The dealer principal of Tate’s Auto Group — accused in 2018 of deceiving predominantly Native American car buyers at his dealerships and falsifying information on their vehicle financing applications — resolved the issue last month with a $450,000 settlement with the Federal Trade Commission.

The federal agency originally had pursued a $7 million settlement, which failed to materialize following the dealership group’s bankruptcy proceedings last year. However, if the dealership group had the $7 million, the agency argues it couldn’t have recovered the money for impacted consumers because of a recent Supreme Court decision that limits the FTC’s powers to seek monetary relief from companies.

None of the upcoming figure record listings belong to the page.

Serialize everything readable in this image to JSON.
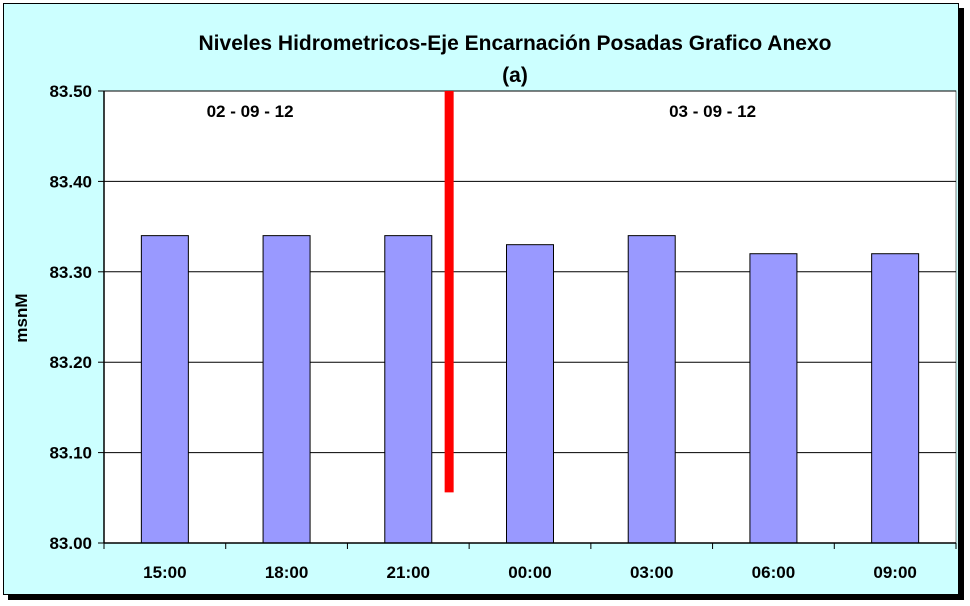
{
  "chart_data": {
    "type": "bar",
    "title": "Niveles Hidrometricos-Eje Encarnación Posadas Grafico Anexo",
    "subtitle": "(a)",
    "xlabel": "",
    "ylabel": "msnM",
    "categories": [
      "15:00",
      "18:00",
      "21:00",
      "00:00",
      "03:00",
      "06:00",
      "09:00"
    ],
    "values": [
      83.34,
      83.34,
      83.34,
      83.33,
      83.34,
      83.32,
      83.32
    ],
    "ylim": [
      83.0,
      83.5
    ],
    "yticks": [
      "83.00",
      "83.10",
      "83.20",
      "83.30",
      "83.40",
      "83.50"
    ],
    "grid": true,
    "annotations": {
      "date_left": "02 - 09 - 12",
      "date_right": "03 - 09 - 12"
    },
    "divider_range": [
      83.056,
      83.5
    ]
  },
  "colors": {
    "background": "#ccffff",
    "plot_area": "#ffffff",
    "bar": "#9999ff",
    "divider": "#ff0000"
  }
}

The FTC initially settled with Richard Berry, owner and manager of Tate’s, and group President Linda Tate for the $7 million figure in September 2020, according to a press release. Tate had locations in Arizona and New Mexico, on the fringes of the Navajo Nation reservation.

The FTC sought injunctive relief and a the judgment for consumers on allegations the dealership group falsified consumers’ income and down payment information on vehicle financing applications and misrepresented financial terms in vehicle advertisements. The resulting legal battle drained the group’s finances and put it out of business.

Tate’s Auto denied the claims and planned to fight the allegations in federal court but later filed for Chapter 7 bankruptcy — which involved the group’s dealerships and other parties, including auto lenders Ford Credit, Nissan Motor Acceptance Corp. and Santander Consumer USA.

At the conclusion of the bankruptcy proceedings, there was likely not much, if anything, left for the FTC, said Jean Noonan, a partner at Hudson Cook.

“The FTC would be last in line to get any money,” she said. “The secured creditors would come first. While the FTC had a judgment, it was an unsatisfied judgment and probably an unsatisfiable judgment.”

The July 26 FTC agreement with Berry and Tate is substantially smaller. The settlement was signed off on in U.S. District Court in Arizona and concluded the FTC’s case. The funds were provided by the dealership’s insurance company and went directly to the agency. The money can be used for consumer redress, the settlement said, with the remainder going to the U.S. Treasury.

FTC Commissioner Rebecca Kelly Slaughter said in a July 29 statement the agency may have obtained more relief for consumers had it retained the powers recently stripped in the Supreme Court decision.

The nation’s highest court decided April 22 the FTC cannot invoke Section 13(b) of the FTC Act to seek monetary relief for impacted consumers in federal court in a case involving payday lender AMG Capital Management. This decision hindered the FTC’s pursuit of monetary relief in the Tate case, Slaughter said.

“If the FTC continued to pursue Section 5 claims against Mr. Berry and relief defendant claims against Ms. Tate through trial the most we could expect to return to consumers is not $7 million, but $0,” Slaughter said.

In a statement emailed to Automotive News, Berry asserted his group’s innocence against the allegations and accused agency staff of being motivated by political agendas.

“Fortunately, we had an outstanding insurance partner which not only defended us but encouraged early in the process to not allow for the 7-figure ‘settlement’ the FTC sought in lieu of filing the complaint,” Berry wrote. “Even though we had prevailed on every meaningful charge the FTC alleged our carrier agreed to make a payment of gesture just to end the madness.”

He also spoke out against Congress’ efforts to restore the FTC’s powers to disgorge businesses accused of wrongdoing to disperse directly to consumers.

“We are no longer in business, our stores are shuttered and the small communities … are affected,” Berry said. “I would encourage every dealer and small business to contact their congressional and senate representatives to urge them not to grant the FTC the powers they seek. As you can see — in the wrong staff’s hands they can erase a life’s work.”

Meanwhile, Congress is working on returning those powers to the FTC. The Democratic-controlled House voted 221-205 on July 20 to pass the Consumer Protection and Recovery Act, which authorizes the FTC to go to court to seek financial redress from businesses that engage in “unlawful commercial practices such as false advertising, consumer fraud and anticompetitive conduct,” according to the bill’s summary.

In her statement, Slaughter said the charges against Tate were “eerily similar” to consumer mistreatment that occurred during the financial crisis.

“This is exactly the type of pernicious conduct targeting a community that has already suffered generations of economic injustice that the FTC should be pursuing,” Slaughter said. “The consumers targeted with this scheme were from a population that is not only presently but also historically oppressed.”

Audrey LaForest contributed to this report.